Thirty-five amicus briefs were submitted to the U.S. Supreme Court on Monday in support of a Colorado couple denied services because of their sexual orientation.
The couple, David Mullins and Charlie Craig, asked baker Jack Phillips back in 2012 to make them a wedding cake. Phillips, citing his Christian beliefs, refused. Mullins and Craig filed a complaint, and lower courts sided with them, stating Phillips' refusal violated Colorado's non-discrimination law.
Phillips appealed these rulings to the Supreme Court on the grounds that he should not be compelled to make an artistic or "expressive" product for a ceremony that contravenes his religious beliefs.
The case, Masterpiece Cakeshop v. Colorado Civil Rights Commission, thus pits anti-discrimination law against claims for free speech and religious freedom.
The Department of Justice submitted an amicus brief in support of the baker, Phillips, in September.
One of the dozens of briefs filed Monday in support of the couple was submitted on behalf of 211 Democratic members of Congress, among them Senate Minority Leader Charles Schumer and House Minority Leader Nancy Pelosi.
The brief states that legal exemptions such as the one Phillips wishes to carve out for himself and his bakery "are exceedingly difficult to both define and limit" and would "would do serious damage to [the Colorado Anti-Discrimination Act], and likewise undermine federal statutory schemes like the Civil Rights Act and the [Americans with Disabilities Act]."
"This Court should not establish a precedent inviting discrimination against historically marginalized communities, including but not limited to the lesbian, gay, bisexual, transgender and queer (LGBTQ) community," the brief urges.
Rep. John Lewis, Democrat of Georgia, was one of the members of Congress named in the brief. He said he was "proud" to join his colleagues and help "move forwards, not backwards" on civil rights protections. "No American should have to endure the humiliation that David Mullins and Charlie Craig experienced," he said. Recalling discrimination against black Americans during the height of the civil rights era, he underscored the importance that the "laws of the land protect and serve all those in our nation."
Tobias Barrington Wolff, a professor at University of Pennsylvania Law School, addressed the legal basis for Phillips' case on a call with reporters Monday.
"Anti-discrimination laws applied to businesses … have never been found to violate or even implicate the First Amendment," he said. "When they sell their skills to paying customers they are not engaging in individual expressive acts but providing a service," he said. This means, he added, businesses in artistic or creative industries are "subject to the same rules that every other business is subject to."

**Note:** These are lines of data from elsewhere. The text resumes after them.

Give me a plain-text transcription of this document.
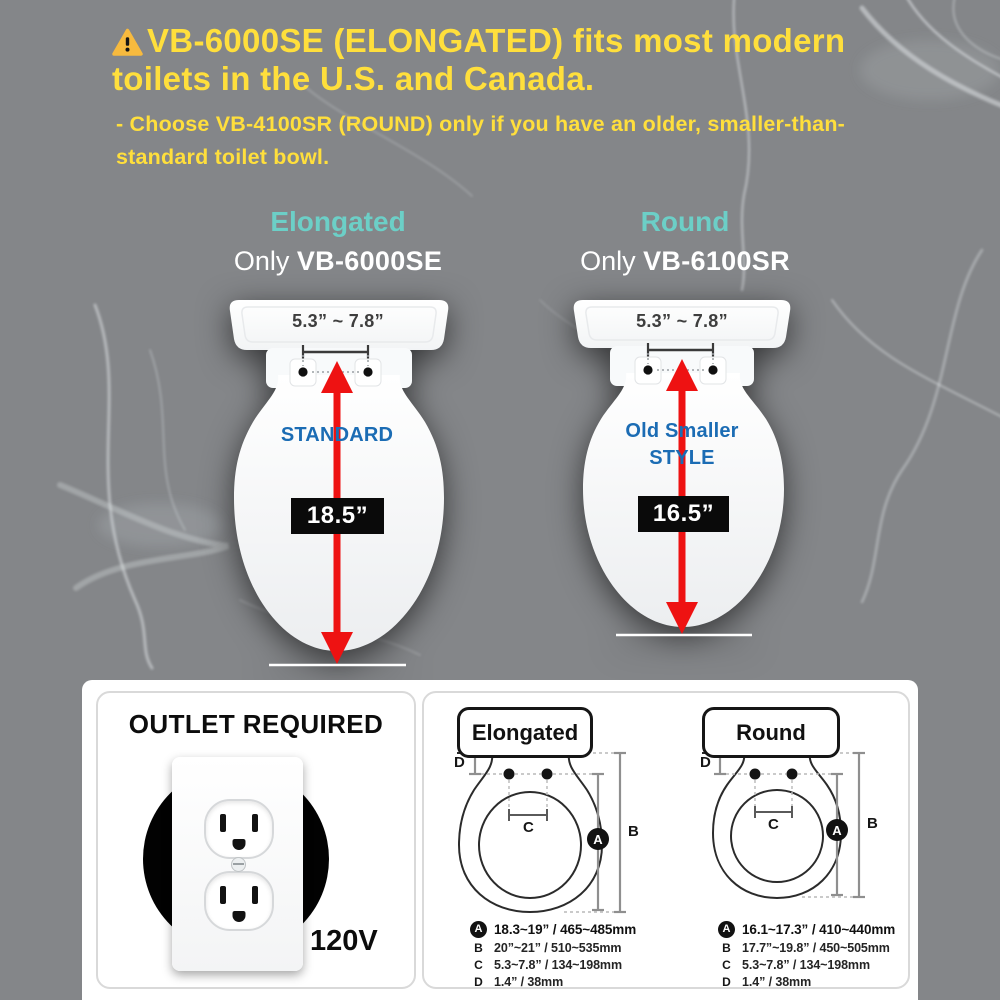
VB-6000SE (ELONGATED) fits most modern
toilets in the U.S. and Canada.
- Choose VB-4100SR (ROUND) only if you have an older, smaller-than-
standard toilet bowl.
Elongated
Only VB-6000SE
Round
Only VB-6100SR
5.3” ~ 7.8”	5.3” ~ 7.8”
STANDARD	Old Smaller
STYLE
18.5”	16.5”
OUTLET REQUIRED
120V
Elongated	Round
D
C	B
A
D
C	B
A
A 18.3~19” / 465~485mm
B 20”~21” / 510~535mm
C 5.3~7.8” / 134~198mm
D 1.4” / 38mm
A 16.1~17.3” / 410~440mm
B 17.7”~19.8” / 450~505mm
C 5.3~7.8” / 134~198mm
D 1.4” / 38mm
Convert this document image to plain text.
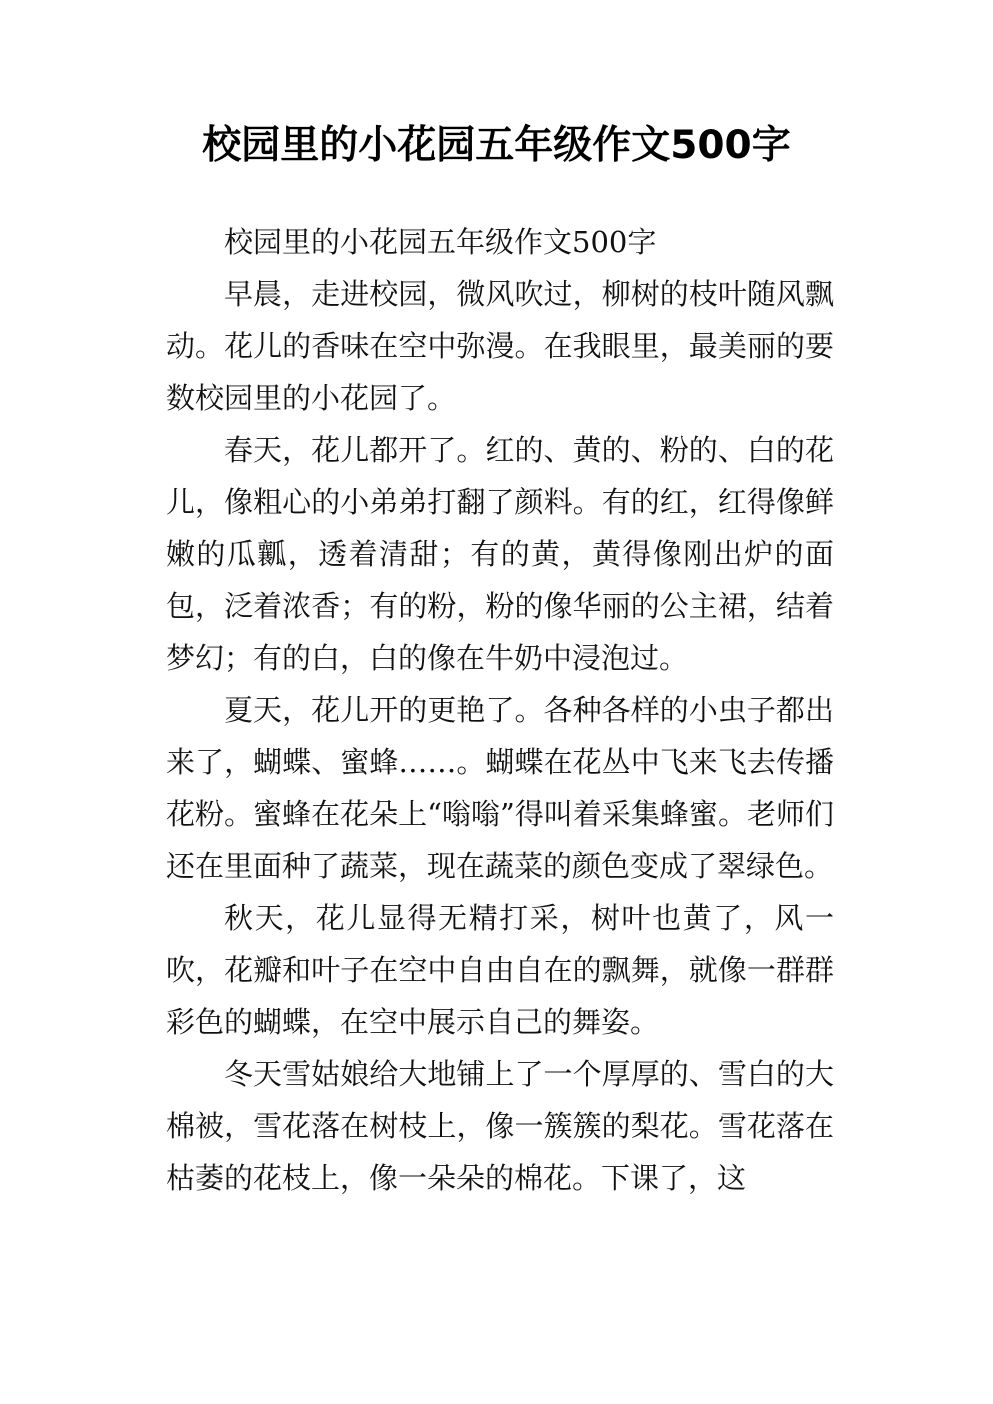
校园里的小花园五年级作文500字

校园里的小花园五年级作文500字

早晨，走进校园，微风吹过，柳树的枝叶随风飘动。花儿的香味在空中弥漫。在我眼里，最美丽的要数校园里的小花园了。

春天，花儿都开了。红的、黄的、粉的、白的花儿，像粗心的小弟弟打翻了颜料。有的红，红得像鲜嫩的瓜瓤，透着清甜；有的黄，黄得像刚出炉的面包，泛着浓香；有的粉，粉的像华丽的公主裙，结着梦幻；有的白，白的像在牛奶中浸泡过。

夏天，花儿开的更艳了。各种各样的小虫子都出来了，蝴蝶、蜜蜂……。蝴蝶在花丛中飞来飞去传播花粉。蜜蜂在花朵上“嗡嗡”得叫着采集蜂蜜。老师们还在里面种了蔬菜，现在蔬菜的颜色变成了翠绿色。

秋天，花儿显得无精打采，树叶也黄了，风一吹，花瓣和叶子在空中自由自在的飘舞，就像一群群彩色的蝴蝶，在空中展示自己的舞姿。

冬天雪姑娘给大地铺上了一个厚厚的、雪白的大棉被，雪花落在树枝上，像一簇簇的梨花。雪花落在枯萎的花枝上，像一朵朵的棉花。下课了，这
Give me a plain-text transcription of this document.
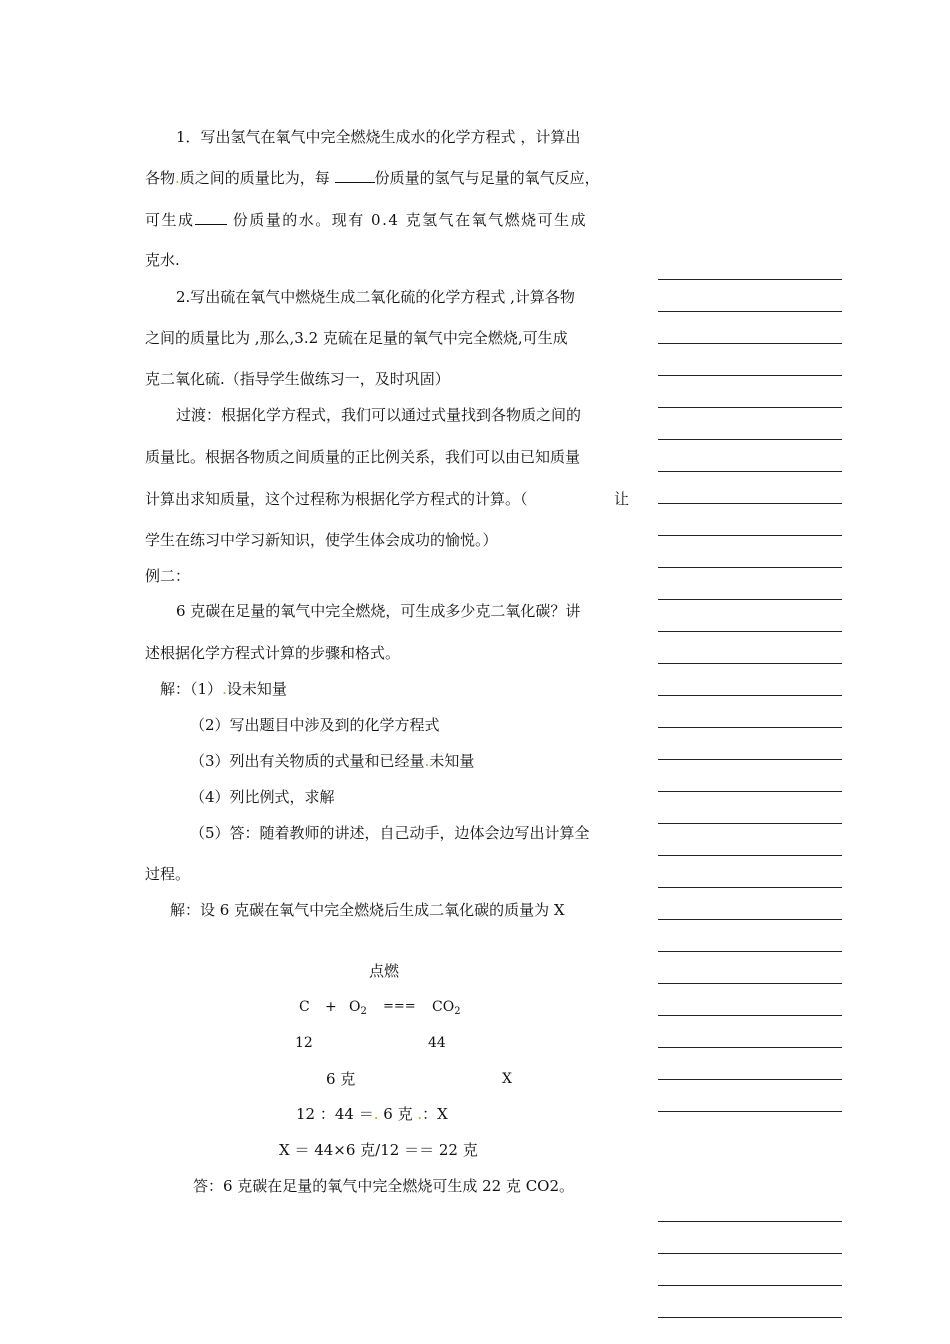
1．写出氢气在氧气中完全燃烧生成水的化学方程式 ，计算出
各物.质之间的质量比为，每	份质量的氢气与足量的氧气反应，
可生成 份质量的水。现有 0.4 克氢气在氧气燃烧可生成
克水.
2.写出硫在氧气中燃烧生成二氧化硫的化学方程式 ,计算各物
之间的质量比为 ,那么,3.2 克硫在足量的氧气中完全燃烧,可生成
克二氧化硫.（指导学生做练习一，及时巩固）
过渡：根据化学方程式，我们可以通过式量找到各物质之间的
质量比。根据各物质之间质量的正比例关系，我们可以由已知质量
计算出求知质量，这个过程称为根据化学方程式的计算。（	让
学生在练习中学习新知识，使学生体会成功的愉悦。）
例二：
6 克碳在足量的氧气中完全燃烧，可生成多少克二氧化碳？讲
述根据化学方程式计算的步骤和格式。
解：（1）.设未知量
（2）写出题目中涉及到的化学方程式
（3）列出有关物质的式量和已经量.未知量
（4）列比例式，求解
（5）答：随着教师的讲述，自己动手，边体会边写出计算全
过程。
解：设 6 克碳在氧气中完全燃烧后生成二氧化碳的质量为 X
点燃
$C + O_2$ === $CO_2$
12	44
6 克	X
12 ：44 ＝. 6 克 .：X
X ＝ 44×6 克/12 ＝＝ 22 克
答：6 克碳在足量的氧气中完全燃烧可生成 22 克 CO2。
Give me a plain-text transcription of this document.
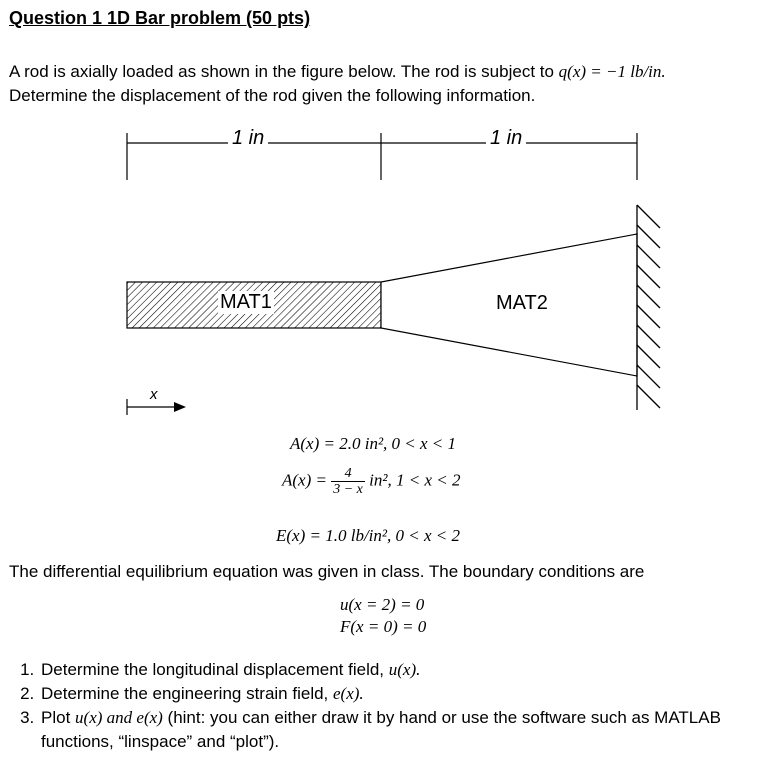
Question 1 1D Bar problem (50 pts)
A rod is axially loaded as shown in the figure below. The rod is subject to q(x) = −1 lb/in.
Determine the displacement of the rod given the following information.
1 in	1 in
MAT1	MAT2
x
A(x) = 2.0 in², 0 < x < 1
$A(x) = \frac{4}{3 - x} in^2$, 1 < x < 2
E(x) = 1.0 lb/in², 0 < x < 2
The differential equilibrium equation was given in class. The boundary conditions are
u(x = 2) = 0
F(x = 0) = 0
1. Determine the longitudinal displacement field, u(x).
2. Determine the engineering strain field, e(x).
3. Plot u(x) and e(x) (hint: you can either draw it by hand or use the software such as MATLAB functions, “linspace” and “plot”).
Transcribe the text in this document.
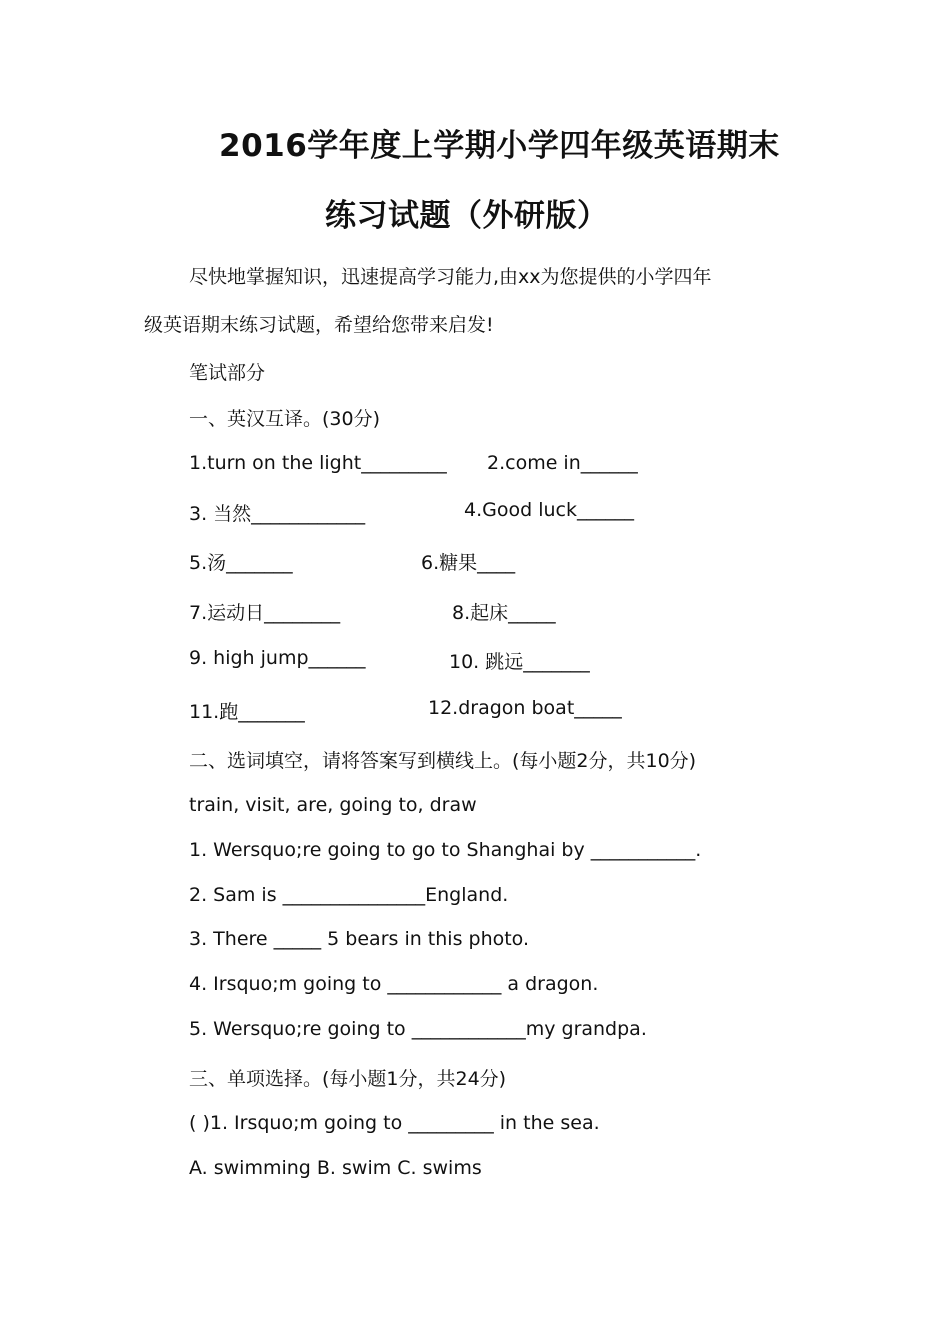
2016学年度上学期小学四年级英语期末
练习试题（外研版）
尽快地掌握知识，迅速提高学习能力,由xx为您提供的小学四年
级英语期末练习试题，希望给您带来启发!
笔试部分
一、英汉互译。(30分)
1.turn on the light_________ 2.come in______
3. 当然____________	4.Good luck______
5.汤_______	6.糖果____
7.运动日________	8.起床_____
9. high jump______	10. 跳远_______
11.跑_______	12.dragon boat_____
二、选词填空，请将答案写到横线上。(每小题2分，共10分)
train, visit, are, going to, draw
1. Wersquo;re going to go to Shanghai by ___________.
2. Sam is _______________England.
3. There _____ 5 bears in this photo.
4. Irsquo;m going to ____________ a dragon.
5. Wersquo;re going to ____________my grandpa.
三、单项选择。(每小题1分，共24分)
( )1. Irsquo;m going to _________ in the sea.
A. swimming B. swim C. swims
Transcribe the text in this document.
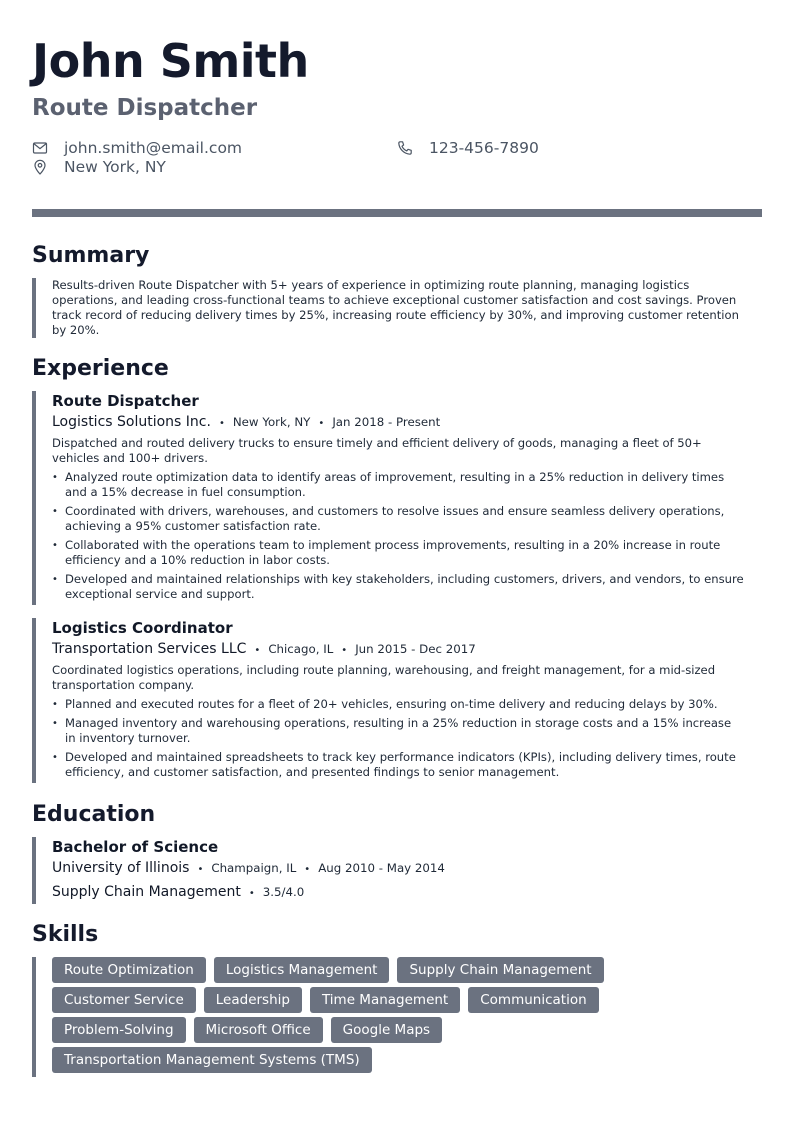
John Smith
Route Dispatcher
john.smith@email.com	123-456-7890
New York, NY
Summary

Results-driven Route Dispatcher with 5+ years of experience in optimizing route planning, managing logistics operations, and leading cross-functional teams to achieve exceptional customer satisfaction and cost savings. Proven track record of reducing delivery times by 25%, increasing route efficiency by 30%, and improving customer retention by 20%.

Experience
Route Dispatcher
Logistics Solutions Inc. • New York, NY • Jan 2018 - Present

Dispatched and routed delivery trucks to ensure timely and efficient delivery of goods, managing a fleet of 50+ vehicles and 100+ drivers.

• Analyzed route optimization data to identify areas of improvement, resulting in a 25% reduction in delivery times and a 15% decrease in fuel consumption.
• Coordinated with drivers, warehouses, and customers to resolve issues and ensure seamless delivery operations, achieving a 95% customer satisfaction rate.
• Collaborated with the operations team to implement process improvements, resulting in a 20% increase in route efficiency and a 10% reduction in labor costs.
• Developed and maintained relationships with key stakeholders, including customers, drivers, and vendors, to ensure exceptional service and support.
Logistics Coordinator
Transportation Services LLC • Chicago, IL • Jun 2015 - Dec 2017

Coordinated logistics operations, including route planning, warehousing, and freight management, for a mid-sized transportation company.

• Planned and executed routes for a fleet of 20+ vehicles, ensuring on-time delivery and reducing delays by 30%.
• Managed inventory and warehousing operations, resulting in a 25% reduction in storage costs and a 15% increase in inventory turnover.
• Developed and maintained spreadsheets to track key performance indicators (KPIs), including delivery times, route efficiency, and customer satisfaction, and presented findings to senior management.
Education
Bachelor of Science
University of Illinois • Champaign, IL • Aug 2010 - May 2014
Supply Chain Management • 3.5/4.0
Skills
Route Optimization	Logistics Management	Supply Chain Management
Customer Service	Leadership	Time Management	Communication
Problem-Solving	Microsoft Office	Google Maps
Transportation Management Systems (TMS)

Regarding the applicability of the claim that Phillips' First Amendment rights would be violated were he to make the cake, Wolff said, "The Supreme Court has repeatedly said the state cannot regulate your thoughts … but when you sell [products] you are engaged in commercial conduct and that conduct is allowed to be regulated by the state."
Wolff predicted the Supreme Court will once again uphold principles of non-discrimination law.
Lambda Legal and 11 other LGBTQ advocacy organizations submitted a separate brief that focuses on the prevalence of anti-LGBTQ discrimination in the United States and its impact on LGBTQ individuals.
Lambda Legal CEO Rachel B. Tiven insisted "this is not about a cake." LGBTQ people, she said, are "shunned and denied service … literally from birth to death." Tiven enumerated examples of discrimination that include difficulty checking into a hotel, refusal of service by tax preparers or post office employees, and denial of access to homeless shelters, doctors offices and daycare centers. "This discrimination is pervasive, in red states and blue states, in big cities and small towns," Tiven added.
Shelbi Day, senior policy counsel at the Family Equality Council, one of the advocacy groups that signed on to the amicus brief along with Lambda Legal, said "LGBT parents and their children suffer real harm due to discrimination every day."
"Through the voices of LGBT individuals and their loved ones, this brief demonstrates the real-life harm that results from discrimination and the danger of allowing any exception to non-discrimination protections," Day said in a statement shared with NBC News.
Representatives of the business community have also filed briefs, arguing that the kind of religious exemptions Phillips is seeking are also bad for businesses. Amanda Ballantyne, national director of Main Street Alliance, stressed that creating exemptions in public accommodations law is "terrible for the economy and bad for small businesses." Ballantyne pointed to the "significant impact" that religious exemption law and bathroom bills have had on the economies of Indiana and North Carolina.
The Supreme Court will hear oral arguments in the case on December 5.